Only 3 current members of the Security Council have done so.
I call on those States that remain outside the Convention to accede to or ratify it without delay.
The legal framework also includes important African instruments, including the OAU Convention for the Elimination of Mercenarism in Africa and the Central African Convention for the Control of Small Arms and Light Weapons.
The United Nations Regional Office for Central Africa and the United Nations Regional Centre for Peace and Disarmament in Africa will continue to support implementation of these standards, which will help advance the African Union’s “Silencing the guns by 2020” agenda.
Strengthening the legal regime also means bringing more precision to it. The international legal definition of a mercenary is very narrow, and therefore poses a challenge to effective investigations and prosecutions.
Second, we need to increase bilateral, regional and international cooperation.
Cooperation on border management will be crucial in stemming the largely unhindered flow of weapons and foreign armed actors throughout Central Africa.
Such steps could include mixed border commissions, joint border security monitoring mechanisms and regular intelligence-sharing between national defense forces.
Cooperation will also be essential for building the capacity of national institutions responsible for justice, security and human rights to carry out these vital functions and to implement the relevant legal instruments.
A State must be able to exercise a monopoly on the use of force within its territory, with armed forces and police capable of protecting people while upholding the rule of law.
The strategic partnership between the United Nations and the African Union, the Economic Community of Central Africa States and countries in the region is vital.
I thank African Union Commission Chairperson Moussa Faki Mahamat for his excellent cooperation.
The United Nations Standing Advisory Committee on Security Questions in Central Africa is a further part of the picture, and Interpol is among the other organizations with an important role to play.
Third, we need to examine the political, economic, social and psychological factors that give rise to mercenary activities.

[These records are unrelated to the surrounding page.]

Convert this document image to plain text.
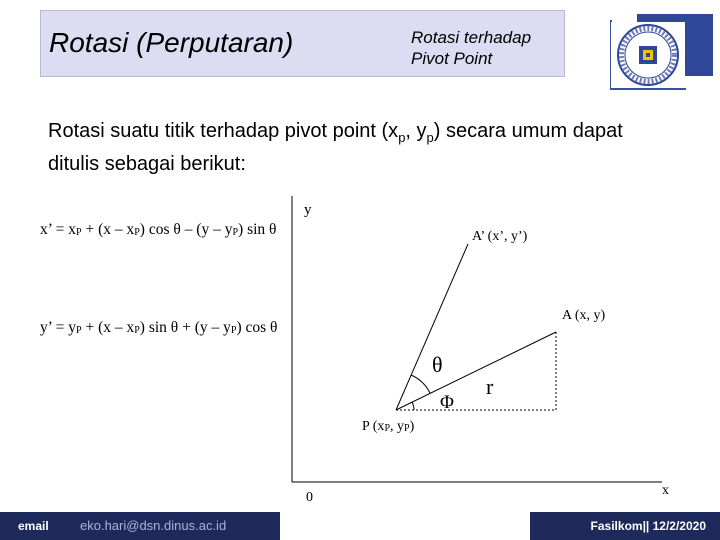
Rotasi (Perputaran)	Rotasi terhadap
Pivot Point
Rotasi suatu titik terhadap pivot point ($x_p$, $y_p$) secara umum dapat ditulis sebagai berikut:
x’ = $x_P + (x - x_P)$ cos θ – $(y - y_P)$ sin θ
y’ = $y_P + (x - x_P)$ $\sin \theta + (y - y_P)$ cos θ
y
x
0
A’ (x’, y’)
A (x, y)
θ
Φ
r
P ($x_P$, $y_P$)
email eko.hari@dsn.dinus.ac.id	Fasilkom|| 12/2/2020
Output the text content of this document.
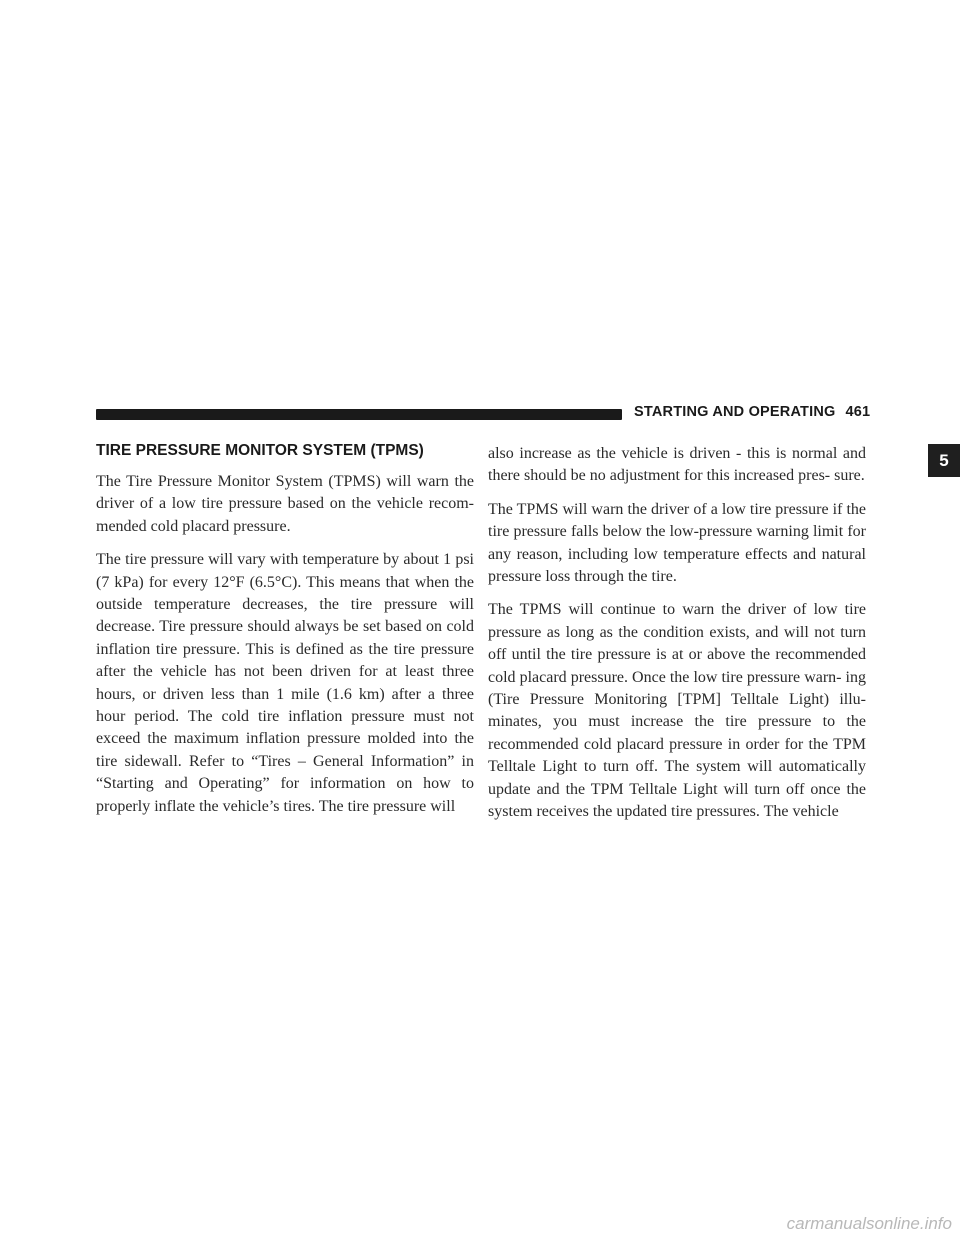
STARTING AND OPERATING 461
5
TIRE PRESSURE MONITOR SYSTEM (TPMS)

The Tire Pressure Monitor System (TPMS) will warn the driver of a low tire pressure based on the vehicle recom- mended cold placard pressure.

The tire pressure will vary with temperature by about 1 psi (7 kPa) for every 12°F (6.5°C). This means that when the outside temperature decreases, the tire pressure will decrease. Tire pressure should always be set based on cold inflation tire pressure. This is defined as the tire pressure after the vehicle has not been driven for at least three hours, or driven less than 1 mile (1.6 km) after a three hour period. The cold tire inflation pressure must not exceed the maximum inflation pressure molded into the tire sidewall. Refer to “Tires – General Information” in “Starting and Operating” for information on how to properly inflate the vehicle’s tires. The tire pressure will

also increase as the vehicle is driven - this is normal and there should be no adjustment for this increased pres- sure.

The TPMS will warn the driver of a low tire pressure if the tire pressure falls below the low-pressure warning limit for any reason, including low temperature effects and natural pressure loss through the tire.

The TPMS will continue to warn the driver of low tire pressure as long as the condition exists, and will not turn off until the tire pressure is at or above the recommended cold placard pressure. Once the low tire pressure warn- ing (Tire Pressure Monitoring [TPM] Telltale Light) illu- minates, you must increase the tire pressure to the recommended cold placard pressure in order for the TPM Telltale Light to turn off. The system will automatically update and the TPM Telltale Light will turn off once the system receives the updated tire pressures. The vehicle

carmanualsonline.info
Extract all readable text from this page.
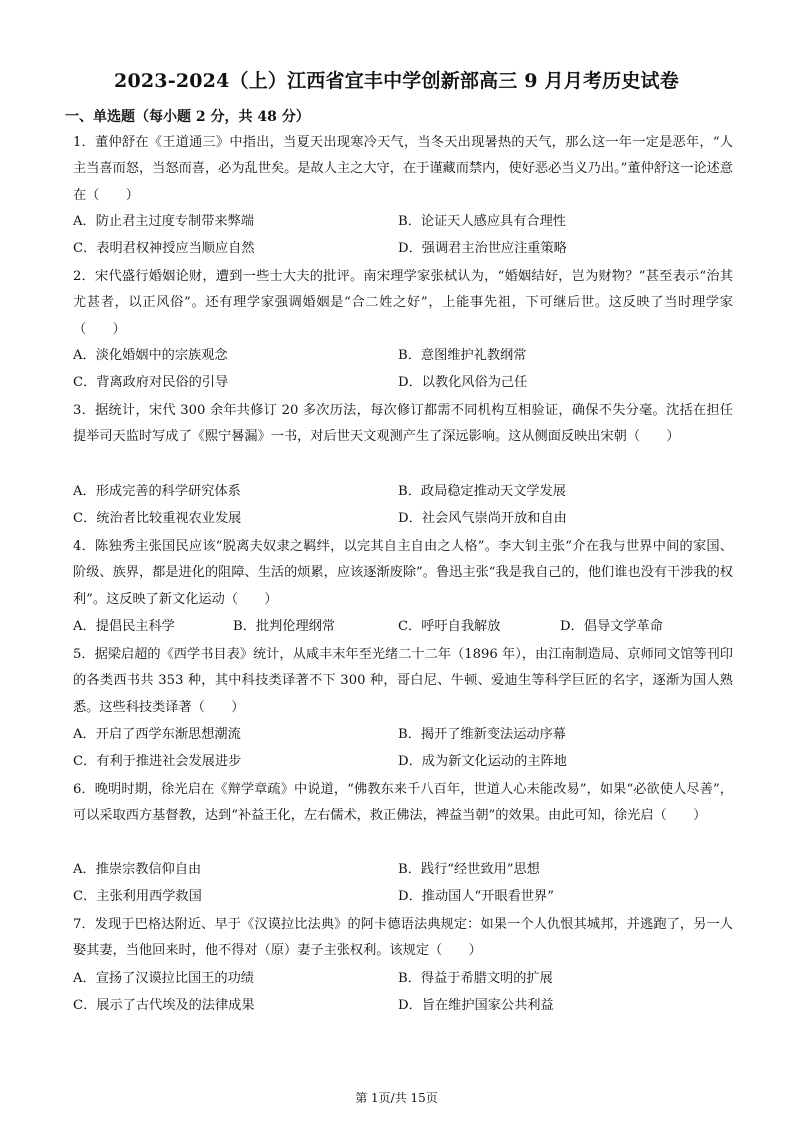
2023-2024（上）江西省宜丰中学创新部高三 9 月月考历史试卷
一、单选题（每小题 2 分，共 48 分）
1．董仲舒在《王道通三》中指出，当夏天出现寒冷天气，当冬天出现暑热的天气，那么这一年一定是恶年，“人主当喜而怒，当怒而喜，必为乱世矣。是故人主之大守，在于谨藏而禁内，使好恶必当义乃出。”董仲舒这一论述意在（　　）
A．防止君主过度专制带来弊端	B．论证天人感应具有合理性
C．表明君权神授应当顺应自然	D．强调君主治世应注重策略
2．宋代盛行婚姻论财，遭到一些士大夫的批评。南宋理学家张栻认为，“婚姻结好，岂为财物？”甚至表示“治其尤甚者，以正风俗”。还有理学家强调婚姻是“合二姓之好”，上能事先祖，下可继后世。这反映了当时理学家（　　）
A．淡化婚姻中的宗族观念	B．意图维护礼教纲常
C．背离政府对民俗的引导	D．以教化风俗为己任
3．据统计，宋代 300 余年共修订 20 多次历法，每次修订都需不同机构互相验证，确保不失分毫。沈括在担任提举司天监时写成了《熙宁晷漏》一书，对后世天文观测产生了深远影响。这从侧面反映出宋朝（　　）
A．形成完善的科学研究体系	B．政局稳定推动天文学发展
C．统治者比较重视农业发展	D．社会风气崇尚开放和自由
4．陈独秀主张国民应该“脱离夫奴隶之羁绊，以完其自主自由之人格”。李大钊主张“介在我与世界中间的家国、阶级、族界，都是进化的阻障、生活的烦累，应该逐渐废除”。鲁迅主张“我是我自己的，他们谁也没有干涉我的权利”。这反映了新文化运动（　　）
A．提倡民主科学	B．批判伦理纲常	C．呼吁自我解放	D．倡导文学革命
5．据梁启超的《西学书目表》统计，从咸丰末年至光绪二十二年（1896 年），由江南制造局、京师同文馆等刊印的各类西书共 353 种，其中科技类译著不下 300 种，哥白尼、牛顿、爱迪生等科学巨匠的名字，逐渐为国人熟悉。这些科技类译著（　　）
A．开启了西学东渐思想潮流	B．揭开了维新变法运动序幕
C．有利于推进社会发展进步	D．成为新文化运动的主阵地
6．晚明时期，徐光启在《辩学章疏》中说道，“佛教东来千八百年，世道人心未能改易”，如果“必欲使人尽善”，可以采取西方基督教，达到“补益王化，左右儒术，救正佛法，裨益当朝”的效果。由此可知，徐光启（　　）
A．推崇宗教信仰自由	B．践行“经世致用”思想
C．主张利用西学救国	D．推动国人“开眼看世界”
7．发现于巴格达附近、早于《汉谟拉比法典》的阿卡德语法典规定：如果一个人仇恨其城邦，并逃跑了，另一人娶其妻，当他回来时，他不得对（原）妻子主张权利。该规定（　　）
A．宣扬了汉谟拉比国王的功绩	B．得益于希腊文明的扩展
C．展示了古代埃及的法律成果	D．旨在维护国家公共利益
第 1页/共 15页
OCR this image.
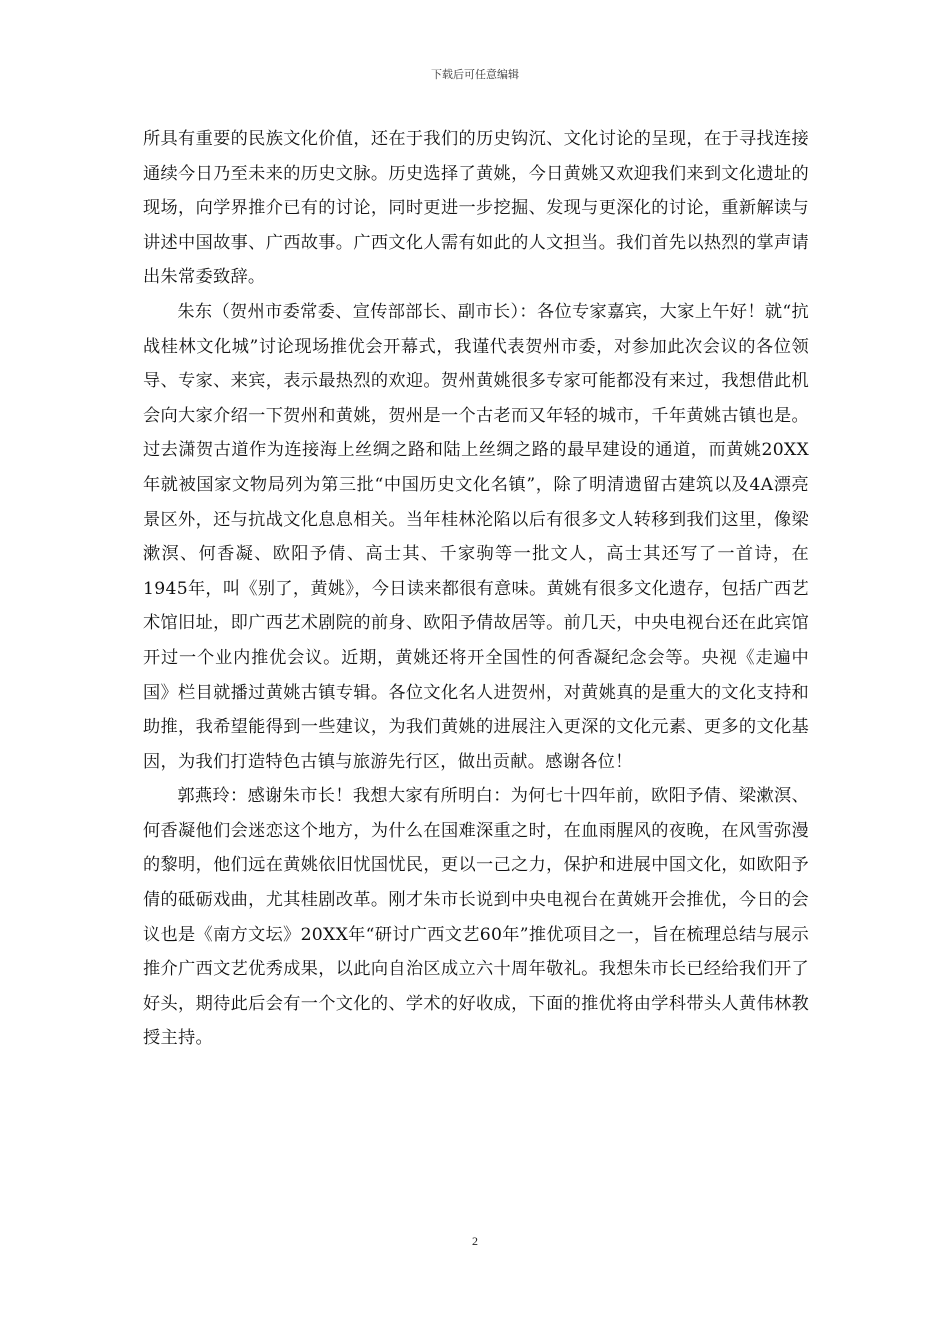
下载后可任意编辑

所具有重要的民族文化价值，还在于我们的历史钩沉、文化讨论的呈现，在于寻找连接通续今日乃至未来的历史文脉。历史选择了黄姚，今日黄姚又欢迎我们来到文化遗址的现场，向学界推介已有的讨论，同时更进一步挖掘、发现与更深化的讨论，重新解读与讲述中国故事、广西故事。广西文化人需有如此的人文担当。我们首先以热烈的掌声请出朱常委致辞。

朱东（贺州市委常委、宣传部部长、副市长）：各位专家嘉宾，大家上午好！就“抗战桂林文化城”讨论现场推优会开幕式，我谨代表贺州市委，对参加此次会议的各位领导、专家、来宾，表示最热烈的欢迎。贺州黄姚很多专家可能都没有来过，我想借此机会向大家介绍一下贺州和黄姚，贺州是一个古老而又年轻的城市，千年黄姚古镇也是。过去潇贺古道作为连接海上丝绸之路和陆上丝绸之路的最早建设的通道，而黄姚20XX年就被国家文物局列为第三批“中国历史文化名镇”，除了明清遗留古建筑以及4A漂亮景区外，还与抗战文化息息相关。当年桂林沦陷以后有很多文人转移到我们这里，像梁漱溟、何香凝、欧阳予倩、高士其、千家驹等一批文人，高士其还写了一首诗，在1945年，叫《别了，黄姚》，今日读来都很有意味。黄姚有很多文化遗存，包括广西艺术馆旧址，即广西艺术剧院的前身、欧阳予倩故居等。前几天，中央电视台还在此宾馆开过一个业内推优会议。近期，黄姚还将开全国性的何香凝纪念会等。央视《走遍中国》栏目就播过黄姚古镇专辑。各位文化名人进贺州，对黄姚真的是重大的文化支持和助推，我希望能得到一些建议，为我们黄姚的进展注入更深的文化元素、更多的文化基因，为我们打造特色古镇与旅游先行区，做出贡献。感谢各位！

郭燕玲：感谢朱市长！我想大家有所明白：为何七十四年前，欧阳予倩、梁漱溟、何香凝他们会迷恋这个地方，为什么在国难深重之时，在血雨腥风的夜晚，在风雪弥漫的黎明，他们远在黄姚依旧忧国忧民，更以一己之力，保护和进展中国文化，如欧阳予倩的砥砺戏曲，尤其桂剧改革。刚才朱市长说到中央电视台在黄姚开会推优，今日的会议也是《南方文坛》20XX年“研讨广西文艺60年”推优项目之一，旨在梳理总结与展示推介广西文艺优秀成果，以此向自治区成立六十周年敬礼。我想朱市长已经给我们开了好头，期待此后会有一个文化的、学术的好收成，下面的推优将由学科带头人黄伟林教授主持。

2
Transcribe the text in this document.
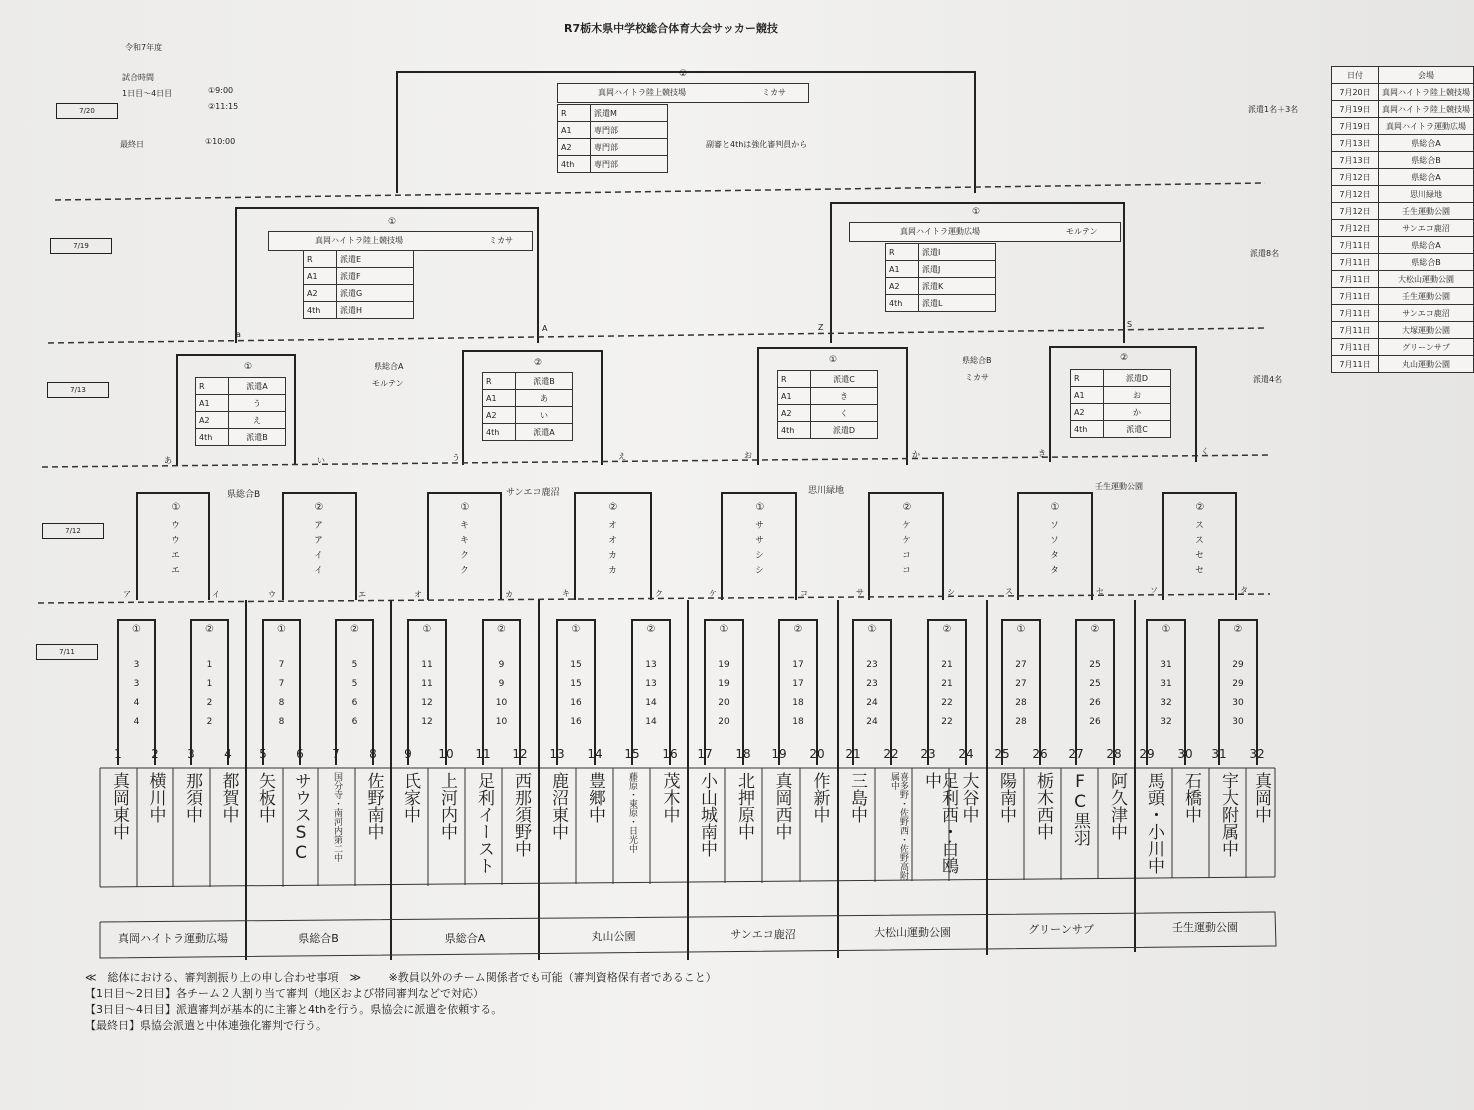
R7栃木県中学校総合体育大会サッカー競技
令和7年度
試合時間
1日目～4日目	①9:00
②11:15
最終日	①10:00
7/20
7/19
7/13
7/12
7/11
①
真岡ハイトラ陸上競技場	ミカサ
R	派遣M
A1	専門部
A2	専門部
4th	専門部
副審と4thは強化審判員から
派遣1名＋3名
①
真岡ハイトラ陸上競技場	ミカサ
R	派遣E
A1	派遣F
A2	派遣G
4th	派遣H
①
真岡ハイトラ運動広場	モルテン
R	派遣I
A1	派遣J
A2	派遣K
4th	派遣L
派遣8名
a
A	Z	S
県総合A
モルテン
県総合B
ミカサ	派遣4名
①
R	派遣A
A1	う
A2	え
4th	派遣B
②
R	派遣B
A1	あ
A2	い
4th	派遣A
①
R	派遣C
A1	き
A2	く
4th	派遣D
②
R	派遣D
A1	お
A2	か
4th	派遣C
あ	い	う	え	お	か	き	く
県総合B	サンエコ鹿沼	思川緑地	壬生運動公園
①
ウウエエ
②
アアイイ
①
キキクク
②
オオカカ
①
ササシシ
②
ケケココ
①
ソソタタ
②
ススセセ
ア	イ	ウ	エ	オ	カ	キ	ク	ケ	コ	サ	シ	ス	セ	ソ	タ
①
3
3
4
4
②
1
1
2
2
①
7
7
8
8
②
5
5
6
6
①
11
11
12
12
②
9
9
10
10
①
15
15
16
16
②
13
13
14
14
①
19
19
20
20
②
17
17
18
18
①
23
23
24
24
②
21
21
22
22
①
27
27
28
28
②
25
25
26
26
①
31
31
32
32
②
29
29
30
30
1
真岡東中
2
横川中
3
那須中
4
都賀中
5
矢板中
6
サウスSC
7
国分寺・南河内第二中
8
佐野南中
9
氏家中
10
上河内中
11
足利イースト
12
西那須野中
13
鹿沼東中
14
豊郷中
15
藤原・東原・日光中
16
茂木中
17
小山城南中
18
北押原中
19
真岡西中
20
作新中
21
三島中
22
喜多野・佐野西・佐野高附属中
23
足利西・白鴎中
24
大谷中
25
陽南中
26
栃木西中
27
FC黒羽
28
阿久津中
29
馬頭・小川中
30
石橋中
31
宇大附属中
32
真岡中
真岡ハイトラ運動広場	県総合B	県総合A	丸山公園	サンエコ鹿沼	大松山運動公園	グリーンサブ	壬生運動公園
日付	会場
7月20日	真岡ハイトラ陸上競技場
7月19日	真岡ハイトラ陸上競技場
7月19日	真岡ハイトラ運動広場
7月13日	県総合A
7月13日	県総合B
7月12日	県総合A
7月12日	思川緑地
7月12日	壬生運動公園
7月12日	サンエコ鹿沼
7月11日	県総合A
7月11日	県総合B
7月11日	大松山運動公園
7月11日	壬生運動公園
7月11日	サンエコ鹿沼
7月11日	大塚運動公園
7月11日	グリーンサブ
7月11日	丸山運動公園
≪　総体における、審判割振り上の申し合わせ事項　≫	※教員以外のチーム関係者でも可能（審判資格保有者であること）
【1日目～2日目】各チーム２人割り当て審判（地区および帯同審判などで対応）
【3日目～4日目】派遣審判が基本的に主審と4thを行う。県協会に派遣を依頼する。
【最終日】県協会派遣と中体連強化審判で行う。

The United Nations Working Group on mercenaries has recommended a wide range of steps, including combatting exclusion, improving civic engagement, ensuring good governance, delivering equitable public services, and ensuring protection for minorities and other vulnerable groups.
Enhanced efforts to create opportunities for young people will be critical for reducing the lure of mercenaries and the threat of radicalization.
We must also do more to empower women and to address the gender dimensions of mercenary activities.
Our work to achieve the Sustainable Development Goals can help us in all of these areas -- yet another reason to accelerate those efforts.
The United Nations stands ready to continue to support Governments in tackling mercenary activities, including through deepening our dialogue with relevant regional organizations and national institutions.
I urge all countries to cooperate with the United Nations Working Group, including those the Group wishes to visit.
Together, let us strengthen our work across the spectrum of this challenge -- from prevention to prosecution, and from mitigating the impacts of mercenary activities to addressing the root causes that give rise to them.